American Artist James Little G’76 Gifts Painting to Syracuse University Art Museum


American artist James Little G’76 has donated an oil painting he created, “Euclidian Squares,” to the Syracuse University Art Museum’s permanent collection.

“James Little’s contributions to contemporary American art have made him a standout among our talented alumni artists. His gift to the Art Museum expands its already impressive collection and increases our students’ exposure to important and diverse artistic works,” says Vice Chancellor, Provost and Chief Academic Officer Gretchen Ritter.

Emily Dittman, interim director of the museum, says the acquisition “is truly transformational to the museum collection, as well as our community of emerging artists, scholars, University students and colleagues and the central New York area. ‘Euclidian Squares’ joins other abstraction works in the permanent collection and adds an important voice of a critical artist. We are truly grateful to James for his generosity and commitment to the museum.”

image of a circular painting displayed on a white background

Painting image credit: James Little, “Euclidean Squares,” 2022. Gift of the artist.

One of Little’s “white paintings,” “Euclidean Squares” is an oval canvas placed in a handsome diamond-shaped frame. Featuring an off-kilter grid of squares, the painting rewards close looking by revealing its densely and carefully painted surface. To make the art, Little first laid down a ground using dark paint populated with multicolor speckles. He then masked off the surface before pouring a thick layer of white pigment onto the canvas, waiting until it partially dried to expose the grid pattern. Areas along the margin also highlight the oil paint’s material quality, with tiny peaks disclosing the paint’s tackiness when the grid is revealed.

For this and his other works, Little draws on the repetition seen in the different patterns that populate New York City, where he lives and works.

man looking at the camera with bent elbow up to chin

James Little. (Photo courtesy of Sophia Little ‘15)

In a 2022 interview with Memphis Magazine, he shared: “There’s no narrative [to my painting.] It’s based on imagination…” Little’s commitment to abstraction, therefore, depends on a nuanced and sophisticated understanding of an interplay of color and shapes that relies on color theory and design principles. It also is in line with the rich history of teaching abstraction in painting at Syracuse. While earning a master’s degree in fine arts at the University in the late 1970s, Little studied with George Vander Sluis; their paintings share a similar tactility in surface. As Little also says in a 2022 Artforum interview, “You have to constantly investigate and engage with the surface; the movement is perpetual—it won’t stop.”
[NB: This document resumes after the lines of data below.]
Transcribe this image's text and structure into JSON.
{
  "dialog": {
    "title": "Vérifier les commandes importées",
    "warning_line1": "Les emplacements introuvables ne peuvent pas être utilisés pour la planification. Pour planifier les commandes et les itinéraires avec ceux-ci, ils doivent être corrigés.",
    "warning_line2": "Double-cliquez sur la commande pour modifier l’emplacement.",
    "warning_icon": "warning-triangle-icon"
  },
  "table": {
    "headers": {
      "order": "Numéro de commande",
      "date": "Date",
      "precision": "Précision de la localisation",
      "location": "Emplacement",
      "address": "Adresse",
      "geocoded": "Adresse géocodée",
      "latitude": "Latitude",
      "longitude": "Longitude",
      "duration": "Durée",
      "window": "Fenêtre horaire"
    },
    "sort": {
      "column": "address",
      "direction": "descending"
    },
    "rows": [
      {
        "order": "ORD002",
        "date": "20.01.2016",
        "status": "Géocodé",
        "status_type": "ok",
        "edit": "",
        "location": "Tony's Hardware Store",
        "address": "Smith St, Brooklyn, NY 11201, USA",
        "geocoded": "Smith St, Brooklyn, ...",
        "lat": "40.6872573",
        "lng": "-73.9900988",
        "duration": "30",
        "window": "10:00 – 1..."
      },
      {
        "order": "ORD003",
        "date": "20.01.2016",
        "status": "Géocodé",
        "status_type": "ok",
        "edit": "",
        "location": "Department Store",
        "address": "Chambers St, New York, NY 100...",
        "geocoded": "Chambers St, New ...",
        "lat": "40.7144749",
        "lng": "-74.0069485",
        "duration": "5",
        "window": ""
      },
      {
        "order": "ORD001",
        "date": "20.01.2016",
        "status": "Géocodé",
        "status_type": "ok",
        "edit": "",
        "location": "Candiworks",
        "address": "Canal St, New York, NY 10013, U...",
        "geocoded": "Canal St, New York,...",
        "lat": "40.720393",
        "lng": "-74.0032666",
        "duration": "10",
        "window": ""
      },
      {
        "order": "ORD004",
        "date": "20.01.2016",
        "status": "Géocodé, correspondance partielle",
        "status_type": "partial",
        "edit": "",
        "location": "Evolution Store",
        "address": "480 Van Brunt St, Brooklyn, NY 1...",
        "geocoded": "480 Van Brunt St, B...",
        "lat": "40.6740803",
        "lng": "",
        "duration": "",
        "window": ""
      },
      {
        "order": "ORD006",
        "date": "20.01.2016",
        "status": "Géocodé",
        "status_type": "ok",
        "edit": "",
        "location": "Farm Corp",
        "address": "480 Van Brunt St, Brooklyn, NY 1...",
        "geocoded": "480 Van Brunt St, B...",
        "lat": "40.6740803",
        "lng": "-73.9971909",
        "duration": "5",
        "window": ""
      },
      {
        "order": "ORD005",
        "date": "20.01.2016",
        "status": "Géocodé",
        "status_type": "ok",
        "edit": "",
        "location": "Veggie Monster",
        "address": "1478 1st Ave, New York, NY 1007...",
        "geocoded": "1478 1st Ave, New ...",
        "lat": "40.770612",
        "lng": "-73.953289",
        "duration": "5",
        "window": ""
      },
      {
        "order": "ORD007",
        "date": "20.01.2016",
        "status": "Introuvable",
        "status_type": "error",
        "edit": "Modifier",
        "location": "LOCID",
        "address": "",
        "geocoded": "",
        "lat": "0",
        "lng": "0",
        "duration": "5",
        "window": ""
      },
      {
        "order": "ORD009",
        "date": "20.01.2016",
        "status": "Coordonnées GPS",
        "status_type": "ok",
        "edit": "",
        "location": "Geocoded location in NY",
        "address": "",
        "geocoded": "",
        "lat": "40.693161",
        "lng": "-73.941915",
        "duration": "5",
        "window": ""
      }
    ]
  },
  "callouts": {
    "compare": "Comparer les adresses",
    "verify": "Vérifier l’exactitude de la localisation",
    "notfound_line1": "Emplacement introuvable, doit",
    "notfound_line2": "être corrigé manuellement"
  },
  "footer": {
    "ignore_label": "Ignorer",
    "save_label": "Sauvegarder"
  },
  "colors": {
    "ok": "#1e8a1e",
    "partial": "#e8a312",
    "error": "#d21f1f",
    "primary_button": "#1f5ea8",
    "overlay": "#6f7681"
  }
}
“Euclidean Squares” will be on view in the 2024-2025 reinstallation of the Collection Galleries at the museum and anchor one of its thematic sections.

Dittman says the painting continues the important shift in the museum’s collecting plan over the past three years, which is a continuation of the museum’s strategic plan and reflects a commitment to collecting and preserving works of art as a research tool and serving as a community educational space with the power to reflect and shape society. Through a critical examination of the scope of the permanent collection, the museum recognized large gaps in the representation of all voices, cultures and themes practiced in the visual arts, Dittman says, and Little’s painting adds to the museum’s strength in abstraction while complementing paintings by Black abstract painters currently in the permanent collection. Dittman says this gift continues to expand the museum’s holdings of works of art that reflect the global community and examine interdisciplinary interests such as science, history, politics and social justice.

Little earned a bachelor of fine arts degree from the Memphis Academy of Art and a master of fine arts degree from Syracuse University. He is a 2009 recipient of the Joan Mitchell Foundation Award for Painting. His work is featured prominently in the 2022 Whitney Biennial at the Whitney Museum of American Art in New York and it has been exhibited extensively in solo and group exhibitions around the world. Those venues include MoMA P.S.1 in New York; Crystal Bridges Museum of American Art in Bentonville, Arkansas; Studio Museum in Harlem; St. Louis Art Museum; and the Smithsonian Institute in Washington, D.C. His work has been included in “The Dirty South: Contemporary Art, Material Culture, and the Sonic Impulse” at the Virginia Museum of Fine Arts in Richmond.

Recent solo exhibitions include “Homecoming: Bittersweet” at Dixon Gallery & Gardens: Art Museum in Memphis and an exhibition at Kavi Gupta in Chicago. Little also participated in a 2022 historic collaboration for Duke Ellington’s Sacred Concerts series. His paintings are represented in numerous public and private collections, including the Virginia Museum of Fine Art; Studio Museum; the Menil Collection in Houston; Library of Congress; Maatschappij Arti Et Amicitiae in Amsterdam; Saint Louis Art Museum, Everson Museum of Art in Syracuse; New Jersey State Museum in Trenton; Tennessee State Museum in Nashville; Arkansas Arts Center in Little Rock; Newark Museum in New Jersey; and the Whitney Museum of American Art in New York.